Вопрос об отце был для нее болезненным, и Петина простая история ее тронула.
– Нет. Они с мамой договорились: он на квартиру не претендует, она за это – на алименты. У меня и фамилия ее. Правда, класса до пятого его была – Федоров. Свою мама боялась давать. Это уж потом можно стало и даже модно.
– Чего боялась? – не поняла Соня. – Что стало можно?
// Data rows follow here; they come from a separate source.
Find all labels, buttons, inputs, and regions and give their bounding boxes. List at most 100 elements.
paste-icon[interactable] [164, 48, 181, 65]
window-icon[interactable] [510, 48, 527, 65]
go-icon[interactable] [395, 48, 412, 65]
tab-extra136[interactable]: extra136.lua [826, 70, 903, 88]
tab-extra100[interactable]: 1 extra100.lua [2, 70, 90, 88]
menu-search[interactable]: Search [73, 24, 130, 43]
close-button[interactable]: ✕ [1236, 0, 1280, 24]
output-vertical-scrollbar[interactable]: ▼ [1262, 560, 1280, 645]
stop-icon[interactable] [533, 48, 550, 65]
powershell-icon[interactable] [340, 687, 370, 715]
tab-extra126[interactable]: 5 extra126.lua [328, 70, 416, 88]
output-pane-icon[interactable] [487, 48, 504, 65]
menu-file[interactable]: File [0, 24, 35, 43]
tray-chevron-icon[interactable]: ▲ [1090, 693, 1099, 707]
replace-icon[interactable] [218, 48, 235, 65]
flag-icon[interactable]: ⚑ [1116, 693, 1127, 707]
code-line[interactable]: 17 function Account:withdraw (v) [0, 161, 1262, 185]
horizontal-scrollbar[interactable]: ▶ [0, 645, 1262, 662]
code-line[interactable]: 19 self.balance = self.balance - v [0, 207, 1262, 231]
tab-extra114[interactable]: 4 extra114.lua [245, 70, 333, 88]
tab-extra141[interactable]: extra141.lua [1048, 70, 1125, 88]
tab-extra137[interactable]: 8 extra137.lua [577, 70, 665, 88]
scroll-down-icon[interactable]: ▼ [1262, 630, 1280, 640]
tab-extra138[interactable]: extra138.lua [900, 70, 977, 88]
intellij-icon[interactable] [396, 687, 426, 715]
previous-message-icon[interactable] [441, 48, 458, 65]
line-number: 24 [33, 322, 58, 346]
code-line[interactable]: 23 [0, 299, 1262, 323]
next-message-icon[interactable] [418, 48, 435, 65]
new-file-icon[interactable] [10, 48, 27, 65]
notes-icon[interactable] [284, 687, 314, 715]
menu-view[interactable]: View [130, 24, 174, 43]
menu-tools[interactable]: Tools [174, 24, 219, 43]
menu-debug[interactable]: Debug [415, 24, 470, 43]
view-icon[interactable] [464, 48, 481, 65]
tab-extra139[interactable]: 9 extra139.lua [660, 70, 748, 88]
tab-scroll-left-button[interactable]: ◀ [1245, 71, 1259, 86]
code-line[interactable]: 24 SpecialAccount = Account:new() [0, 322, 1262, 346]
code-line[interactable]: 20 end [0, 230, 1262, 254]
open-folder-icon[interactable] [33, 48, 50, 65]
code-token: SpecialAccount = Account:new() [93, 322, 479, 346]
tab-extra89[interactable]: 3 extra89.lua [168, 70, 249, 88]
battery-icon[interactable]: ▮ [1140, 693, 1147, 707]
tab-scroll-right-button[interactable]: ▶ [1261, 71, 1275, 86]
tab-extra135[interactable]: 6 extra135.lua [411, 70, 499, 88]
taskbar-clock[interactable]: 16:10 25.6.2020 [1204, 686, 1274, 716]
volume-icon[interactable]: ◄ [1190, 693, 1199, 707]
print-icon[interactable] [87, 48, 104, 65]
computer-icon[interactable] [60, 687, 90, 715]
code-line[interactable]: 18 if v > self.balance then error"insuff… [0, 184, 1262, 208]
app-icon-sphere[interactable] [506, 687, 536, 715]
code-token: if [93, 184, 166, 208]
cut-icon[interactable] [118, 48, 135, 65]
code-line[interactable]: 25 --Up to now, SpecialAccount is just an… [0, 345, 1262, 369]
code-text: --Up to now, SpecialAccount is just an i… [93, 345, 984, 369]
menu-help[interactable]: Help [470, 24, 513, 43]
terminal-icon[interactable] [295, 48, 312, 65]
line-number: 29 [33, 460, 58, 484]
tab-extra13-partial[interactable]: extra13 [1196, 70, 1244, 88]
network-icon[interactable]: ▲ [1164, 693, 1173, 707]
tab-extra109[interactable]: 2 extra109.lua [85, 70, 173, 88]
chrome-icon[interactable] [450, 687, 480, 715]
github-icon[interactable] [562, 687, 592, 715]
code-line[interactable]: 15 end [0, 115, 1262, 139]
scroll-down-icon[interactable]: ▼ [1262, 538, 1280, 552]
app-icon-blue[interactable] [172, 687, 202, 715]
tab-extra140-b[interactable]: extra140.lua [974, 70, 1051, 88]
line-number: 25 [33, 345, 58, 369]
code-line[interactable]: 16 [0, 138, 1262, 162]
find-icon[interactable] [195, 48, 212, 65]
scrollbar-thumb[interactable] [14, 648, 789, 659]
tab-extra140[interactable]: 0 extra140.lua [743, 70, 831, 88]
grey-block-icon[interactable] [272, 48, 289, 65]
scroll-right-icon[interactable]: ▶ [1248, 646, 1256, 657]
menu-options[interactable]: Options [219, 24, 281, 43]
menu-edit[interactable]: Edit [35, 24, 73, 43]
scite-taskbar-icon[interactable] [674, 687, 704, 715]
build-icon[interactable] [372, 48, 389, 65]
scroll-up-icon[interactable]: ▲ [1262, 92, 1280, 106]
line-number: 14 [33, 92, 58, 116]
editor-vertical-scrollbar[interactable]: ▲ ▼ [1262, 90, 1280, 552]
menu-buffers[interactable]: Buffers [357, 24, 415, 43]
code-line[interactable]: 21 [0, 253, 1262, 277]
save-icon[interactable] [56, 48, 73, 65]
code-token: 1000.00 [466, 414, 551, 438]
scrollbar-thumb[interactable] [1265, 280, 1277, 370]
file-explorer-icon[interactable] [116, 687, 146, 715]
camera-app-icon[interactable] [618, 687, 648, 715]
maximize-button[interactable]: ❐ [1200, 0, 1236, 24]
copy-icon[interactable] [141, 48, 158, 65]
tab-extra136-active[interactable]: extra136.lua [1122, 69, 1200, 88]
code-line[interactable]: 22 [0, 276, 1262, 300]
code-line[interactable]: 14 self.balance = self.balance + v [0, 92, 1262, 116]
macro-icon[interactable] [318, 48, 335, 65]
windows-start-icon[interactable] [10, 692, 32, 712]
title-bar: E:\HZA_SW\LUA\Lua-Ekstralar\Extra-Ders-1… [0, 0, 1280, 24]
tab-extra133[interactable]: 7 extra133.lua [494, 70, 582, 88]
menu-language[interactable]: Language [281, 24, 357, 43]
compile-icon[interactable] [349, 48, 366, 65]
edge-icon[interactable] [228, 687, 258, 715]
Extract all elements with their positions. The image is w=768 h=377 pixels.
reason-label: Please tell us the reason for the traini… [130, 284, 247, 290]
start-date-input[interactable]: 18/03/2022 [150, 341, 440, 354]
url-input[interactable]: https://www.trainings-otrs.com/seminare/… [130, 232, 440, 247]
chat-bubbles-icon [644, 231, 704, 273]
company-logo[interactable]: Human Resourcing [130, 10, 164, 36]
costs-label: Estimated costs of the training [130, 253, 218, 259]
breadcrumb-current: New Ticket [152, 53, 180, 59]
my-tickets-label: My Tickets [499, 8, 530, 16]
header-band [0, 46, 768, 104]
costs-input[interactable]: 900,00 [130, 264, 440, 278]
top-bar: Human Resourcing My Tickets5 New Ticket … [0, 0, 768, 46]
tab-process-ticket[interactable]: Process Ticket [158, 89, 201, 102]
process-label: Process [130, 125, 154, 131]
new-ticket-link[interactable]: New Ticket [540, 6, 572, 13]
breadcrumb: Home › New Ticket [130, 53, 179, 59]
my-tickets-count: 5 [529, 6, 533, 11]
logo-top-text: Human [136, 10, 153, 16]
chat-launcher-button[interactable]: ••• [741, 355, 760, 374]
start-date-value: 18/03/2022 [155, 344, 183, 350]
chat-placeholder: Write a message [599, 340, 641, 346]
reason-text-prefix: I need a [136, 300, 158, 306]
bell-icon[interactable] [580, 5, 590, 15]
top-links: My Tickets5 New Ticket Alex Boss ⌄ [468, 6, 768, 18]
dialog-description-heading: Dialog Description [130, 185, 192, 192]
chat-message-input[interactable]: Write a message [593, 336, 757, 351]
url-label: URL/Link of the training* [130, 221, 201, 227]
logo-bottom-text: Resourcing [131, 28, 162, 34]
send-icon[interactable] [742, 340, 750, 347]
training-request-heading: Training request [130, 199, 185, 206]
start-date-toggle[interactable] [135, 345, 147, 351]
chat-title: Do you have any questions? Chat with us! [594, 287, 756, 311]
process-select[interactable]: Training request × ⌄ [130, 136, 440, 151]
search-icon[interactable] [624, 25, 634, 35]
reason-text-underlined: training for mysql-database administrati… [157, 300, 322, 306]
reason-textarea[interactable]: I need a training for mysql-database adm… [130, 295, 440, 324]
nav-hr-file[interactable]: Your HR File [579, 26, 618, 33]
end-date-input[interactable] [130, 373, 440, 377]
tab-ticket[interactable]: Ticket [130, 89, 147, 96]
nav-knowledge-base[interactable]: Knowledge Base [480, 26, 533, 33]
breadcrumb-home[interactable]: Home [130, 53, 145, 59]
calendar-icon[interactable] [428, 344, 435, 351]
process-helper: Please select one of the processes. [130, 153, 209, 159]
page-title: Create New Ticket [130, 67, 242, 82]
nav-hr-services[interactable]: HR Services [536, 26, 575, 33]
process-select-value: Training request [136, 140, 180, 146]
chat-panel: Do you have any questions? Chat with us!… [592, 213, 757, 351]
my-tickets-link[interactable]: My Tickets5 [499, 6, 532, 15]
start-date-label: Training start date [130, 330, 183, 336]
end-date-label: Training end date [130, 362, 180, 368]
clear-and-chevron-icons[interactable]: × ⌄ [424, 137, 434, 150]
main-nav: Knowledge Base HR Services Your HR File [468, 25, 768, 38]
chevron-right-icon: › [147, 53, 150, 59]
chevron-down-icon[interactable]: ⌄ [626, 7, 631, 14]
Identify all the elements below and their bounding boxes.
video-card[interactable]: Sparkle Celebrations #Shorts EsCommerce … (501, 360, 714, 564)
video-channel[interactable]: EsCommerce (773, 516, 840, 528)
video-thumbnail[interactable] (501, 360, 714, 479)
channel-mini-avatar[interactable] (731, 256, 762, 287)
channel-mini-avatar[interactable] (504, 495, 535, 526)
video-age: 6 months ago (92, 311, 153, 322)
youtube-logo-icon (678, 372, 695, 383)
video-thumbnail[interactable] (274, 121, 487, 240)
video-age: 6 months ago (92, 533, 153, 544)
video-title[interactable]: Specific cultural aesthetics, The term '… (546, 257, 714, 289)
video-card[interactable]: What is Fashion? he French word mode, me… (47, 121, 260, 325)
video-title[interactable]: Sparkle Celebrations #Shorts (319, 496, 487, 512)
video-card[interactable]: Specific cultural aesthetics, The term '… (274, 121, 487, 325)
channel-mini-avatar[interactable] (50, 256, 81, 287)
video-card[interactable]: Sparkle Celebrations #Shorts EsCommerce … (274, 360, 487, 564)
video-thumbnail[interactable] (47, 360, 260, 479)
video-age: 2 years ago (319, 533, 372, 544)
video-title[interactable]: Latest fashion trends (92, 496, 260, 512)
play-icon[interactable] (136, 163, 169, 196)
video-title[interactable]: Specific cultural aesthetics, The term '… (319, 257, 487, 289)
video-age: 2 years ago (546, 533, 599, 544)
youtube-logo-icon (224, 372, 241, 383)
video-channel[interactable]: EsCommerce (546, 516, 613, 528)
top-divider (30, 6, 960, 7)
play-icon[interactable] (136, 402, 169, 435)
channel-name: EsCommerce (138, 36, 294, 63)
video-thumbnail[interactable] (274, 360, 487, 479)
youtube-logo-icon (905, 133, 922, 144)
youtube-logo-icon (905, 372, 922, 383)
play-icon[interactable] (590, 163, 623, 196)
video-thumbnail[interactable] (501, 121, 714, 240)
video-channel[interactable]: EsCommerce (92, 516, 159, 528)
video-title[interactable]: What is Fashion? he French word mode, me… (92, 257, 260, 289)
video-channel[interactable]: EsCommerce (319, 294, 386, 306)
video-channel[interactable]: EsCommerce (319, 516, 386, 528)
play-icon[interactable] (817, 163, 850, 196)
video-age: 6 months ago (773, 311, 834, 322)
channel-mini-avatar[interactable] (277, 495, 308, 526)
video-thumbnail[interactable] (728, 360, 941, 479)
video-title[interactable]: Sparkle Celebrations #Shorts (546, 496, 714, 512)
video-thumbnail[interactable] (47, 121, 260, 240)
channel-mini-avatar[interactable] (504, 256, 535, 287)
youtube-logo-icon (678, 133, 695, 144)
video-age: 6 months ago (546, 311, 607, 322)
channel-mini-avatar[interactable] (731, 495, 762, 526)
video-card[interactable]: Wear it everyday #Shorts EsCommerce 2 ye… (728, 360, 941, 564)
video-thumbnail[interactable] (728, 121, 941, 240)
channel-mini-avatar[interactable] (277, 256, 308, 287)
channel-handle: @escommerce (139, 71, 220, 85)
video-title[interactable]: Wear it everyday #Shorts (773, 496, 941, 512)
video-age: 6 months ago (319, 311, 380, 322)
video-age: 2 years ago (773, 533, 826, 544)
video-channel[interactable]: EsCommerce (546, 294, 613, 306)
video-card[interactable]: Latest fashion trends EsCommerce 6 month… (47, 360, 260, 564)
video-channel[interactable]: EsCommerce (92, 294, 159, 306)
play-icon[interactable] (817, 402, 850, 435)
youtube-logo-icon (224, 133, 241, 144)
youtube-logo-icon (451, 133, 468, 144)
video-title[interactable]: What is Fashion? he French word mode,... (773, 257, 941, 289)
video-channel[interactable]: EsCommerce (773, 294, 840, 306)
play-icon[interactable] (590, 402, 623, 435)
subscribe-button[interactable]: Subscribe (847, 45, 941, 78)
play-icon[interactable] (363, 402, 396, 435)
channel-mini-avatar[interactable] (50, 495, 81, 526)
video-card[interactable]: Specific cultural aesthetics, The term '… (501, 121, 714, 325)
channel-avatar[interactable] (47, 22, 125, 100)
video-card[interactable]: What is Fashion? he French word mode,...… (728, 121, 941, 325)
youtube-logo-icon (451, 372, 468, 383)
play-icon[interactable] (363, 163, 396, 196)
– Дворянской фамилии боялась. То есть среди своих, конечно, не боялась, даже наоборот. Но гусей лучше было не дразнить. Никто ведь не думал, что советская власть когда-нибудь кончится. В общем, она надо мной до сих пор трясется. И чересчур ревностно относится... ко всему.
– Да ладно, – улыбнувшись, махнула рукой Соня. – Расслабься. Я на нее не в обиде.
«Мне-то до нее какое дело?» – подумала она при этом.
– Соня! – В голосе у Пети вдруг зазвучали какие-то странные интонации, одновременно торжественные и просительные. – Я хотел тебе сказать... То есть попросить... Вернее, предложить, чтобы ты... В общем, как ты смотришь на то, чтобы жить... у меня? То есть со мной.
Меньше всего Соня ожидала подобного заявления! После того, что она услышала в его квартире сегодня утром... После недвусмысленных намеков его мамаши на то, что ей следует знать свое место, да что там намеков – прямых указаний!